Надумал вскоре Сазон сломать старый корпус в ткацкой, где баскакинские работали. А баскакинских, всех чохом, взял да запродал помещице Барсуковой.
Узнали ткачи, что им опять ехать с фабрики, да еще к Барсучихе лютой, — все в один голос:
— Не пойдем ни за что!
За Харлампием — все в контору к Сазону:
— Что хошь делай с нами, не хотим к Барсучихе!
Но ведь Сазону-хозяину фабричные не указ. Он полный владетель над ними:
— Не пойдете — связанных отведу, вас и не спрошу.
— Еще таких веревок не свили, чтобы всех-то связать! — отвечает Харлампий.
— А тебя, супостат, в железо велю обуть!
— Лучше в железо, чем к Барсучихе…
Высыпали во двор из конторы. Обида у всех в сердцах. Того и жди, начнут ломать заборы, метать подворотины в разные стороны. Сазон видит — дело плохо: за сотскими, за десятскими шлет. Сотских, десятских фабричники выдворили за ворота.
— Это покупной, кабальный Харлашка вздыбил всех. Вытряхнуть его с моей улицы, а там и остальные угомонятся, — поучает купец сотских.
Но попробуй возьми голыми руками Харлампия!
Велел Сазон никого из баскакинских близко не подпускать к фабрике. Уж он и задаток взял с Барсучихи. Не нынче, так завтра погонят к ней проданных ткачей.
Вышла Аннушка на бельник за кусты, пригорюнилась, говорит:
— Полянка, Полянка, хоть бы ты заступилась за нас! Дала бы ты мне шелку твоего — сшила бы я всем кабальным нашим по рубашке-невидимке. Ветер, ветерок, скажи ты Поляне — с горя плачут все миряне!
Не успела Анна проговорить — сверкнула в подоблачье белыми крыльями чайка.

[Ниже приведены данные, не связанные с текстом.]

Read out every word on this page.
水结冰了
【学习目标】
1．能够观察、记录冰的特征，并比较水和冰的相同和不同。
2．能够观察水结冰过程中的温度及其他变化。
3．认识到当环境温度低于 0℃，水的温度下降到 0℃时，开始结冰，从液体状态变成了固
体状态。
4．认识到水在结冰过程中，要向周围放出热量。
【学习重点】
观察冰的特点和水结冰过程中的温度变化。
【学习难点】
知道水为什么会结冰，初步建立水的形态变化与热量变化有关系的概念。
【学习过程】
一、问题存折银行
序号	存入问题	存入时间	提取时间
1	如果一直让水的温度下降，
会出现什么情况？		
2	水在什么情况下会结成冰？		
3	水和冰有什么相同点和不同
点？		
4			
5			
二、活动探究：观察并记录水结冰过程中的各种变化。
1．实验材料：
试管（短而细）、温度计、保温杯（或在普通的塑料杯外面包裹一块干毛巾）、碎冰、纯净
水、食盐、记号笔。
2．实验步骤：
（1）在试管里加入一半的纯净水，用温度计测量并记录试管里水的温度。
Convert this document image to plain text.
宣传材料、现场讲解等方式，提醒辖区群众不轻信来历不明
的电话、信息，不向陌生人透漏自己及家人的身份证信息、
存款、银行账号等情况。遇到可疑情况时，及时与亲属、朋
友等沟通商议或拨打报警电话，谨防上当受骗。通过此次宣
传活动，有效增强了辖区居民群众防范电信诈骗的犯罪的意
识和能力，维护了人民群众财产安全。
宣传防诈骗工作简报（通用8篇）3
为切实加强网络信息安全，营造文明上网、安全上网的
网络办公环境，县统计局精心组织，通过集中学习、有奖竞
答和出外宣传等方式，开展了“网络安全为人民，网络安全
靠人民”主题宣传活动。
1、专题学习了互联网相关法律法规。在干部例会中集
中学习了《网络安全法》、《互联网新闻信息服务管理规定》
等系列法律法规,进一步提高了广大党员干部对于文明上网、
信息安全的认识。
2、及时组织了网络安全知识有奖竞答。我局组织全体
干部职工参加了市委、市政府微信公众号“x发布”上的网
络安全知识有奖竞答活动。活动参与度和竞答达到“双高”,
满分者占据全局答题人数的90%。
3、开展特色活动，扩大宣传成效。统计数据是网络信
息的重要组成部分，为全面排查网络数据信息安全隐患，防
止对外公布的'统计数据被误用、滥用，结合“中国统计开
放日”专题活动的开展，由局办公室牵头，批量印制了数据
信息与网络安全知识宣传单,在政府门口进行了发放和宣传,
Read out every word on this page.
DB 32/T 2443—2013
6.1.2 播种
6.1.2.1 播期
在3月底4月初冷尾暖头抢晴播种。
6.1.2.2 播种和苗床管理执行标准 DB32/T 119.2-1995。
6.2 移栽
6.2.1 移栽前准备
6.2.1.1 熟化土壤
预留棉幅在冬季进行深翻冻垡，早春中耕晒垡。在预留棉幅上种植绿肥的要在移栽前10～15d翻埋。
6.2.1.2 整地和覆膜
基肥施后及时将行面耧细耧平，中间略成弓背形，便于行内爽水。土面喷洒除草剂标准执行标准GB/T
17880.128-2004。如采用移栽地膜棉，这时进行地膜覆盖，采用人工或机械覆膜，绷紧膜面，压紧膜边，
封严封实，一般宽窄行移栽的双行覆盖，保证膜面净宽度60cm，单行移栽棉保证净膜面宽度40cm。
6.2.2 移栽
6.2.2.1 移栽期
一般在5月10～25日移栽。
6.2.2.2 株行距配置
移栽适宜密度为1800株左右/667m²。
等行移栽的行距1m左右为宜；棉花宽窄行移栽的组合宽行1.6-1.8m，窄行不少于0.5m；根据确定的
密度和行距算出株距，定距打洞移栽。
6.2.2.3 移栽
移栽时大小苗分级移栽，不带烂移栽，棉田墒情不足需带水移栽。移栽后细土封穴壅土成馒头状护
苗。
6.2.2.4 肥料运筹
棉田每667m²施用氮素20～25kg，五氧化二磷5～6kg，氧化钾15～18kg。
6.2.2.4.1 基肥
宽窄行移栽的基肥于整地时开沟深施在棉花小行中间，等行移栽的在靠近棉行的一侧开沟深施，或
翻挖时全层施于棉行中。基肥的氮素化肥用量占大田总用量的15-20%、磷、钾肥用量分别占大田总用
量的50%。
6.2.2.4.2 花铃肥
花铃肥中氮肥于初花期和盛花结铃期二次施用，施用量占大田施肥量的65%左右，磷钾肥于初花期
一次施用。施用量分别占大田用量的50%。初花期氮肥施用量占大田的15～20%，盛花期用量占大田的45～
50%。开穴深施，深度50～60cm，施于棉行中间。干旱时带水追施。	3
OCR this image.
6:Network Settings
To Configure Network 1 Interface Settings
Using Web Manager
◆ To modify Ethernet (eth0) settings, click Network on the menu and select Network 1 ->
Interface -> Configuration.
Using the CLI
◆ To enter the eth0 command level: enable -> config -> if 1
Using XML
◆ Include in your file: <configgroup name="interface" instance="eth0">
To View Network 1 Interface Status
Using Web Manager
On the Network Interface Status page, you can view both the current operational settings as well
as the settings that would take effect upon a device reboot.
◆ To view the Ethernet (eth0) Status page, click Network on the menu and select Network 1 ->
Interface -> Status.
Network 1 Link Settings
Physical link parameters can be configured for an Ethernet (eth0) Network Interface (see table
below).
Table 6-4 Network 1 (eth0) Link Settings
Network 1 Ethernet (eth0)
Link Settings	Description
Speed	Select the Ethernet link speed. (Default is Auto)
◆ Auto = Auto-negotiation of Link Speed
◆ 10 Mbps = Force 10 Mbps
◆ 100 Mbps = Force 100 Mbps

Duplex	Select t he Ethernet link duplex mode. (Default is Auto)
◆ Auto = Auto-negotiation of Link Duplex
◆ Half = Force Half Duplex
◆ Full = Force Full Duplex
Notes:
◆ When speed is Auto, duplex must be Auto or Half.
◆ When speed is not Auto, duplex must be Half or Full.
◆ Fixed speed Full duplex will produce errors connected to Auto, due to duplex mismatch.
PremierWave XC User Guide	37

С каждого крыла уронила на луг по белой шелковой полоске — столько, сколько надо, чтобы ткачам хватило по рубашке.
Приехал от Барсучихи староста-бурмистр — как боров, откормленный, лицо — с решето. С ним погонщики.
Какие пожитки у ткачей? У кого узелок, у кого сума — вот и все. Погнали купленных в Заборье к Барсучихе. Впереди — староста верхом, сзади — погонщики с кнутами. Идут ткачи молча, зубы стиснули, кулаки сжали. О своем думают.
Перед белыми столбами, под старыми липами у господского крыльца, оставил староста покупных людей, сам без шапки побежал к самодурке: глянь, мол, поди, что за людей пригнали, еще полюбятся, ли такие.
Уходил староста — велел ткачам одеться в новые рубашки, чтобы барыню порадовать своим видом. Оделись ткачи в новые рубашки, а девушки и женщины — в шелковые платья…
Барсучиха вышла на крыльцо, и с ней староста. Смотрят — перед крыльцом одни погонщики. Суматоха, говор. Погонщики бегают, словно отнимают у кого-то свои кнуты. А кнуты-то сами погонщиков хлещут. И старосту разков пяток задели. Узелки летают по воздуху. А потом пошли сумки и узелки от крыльца к саду.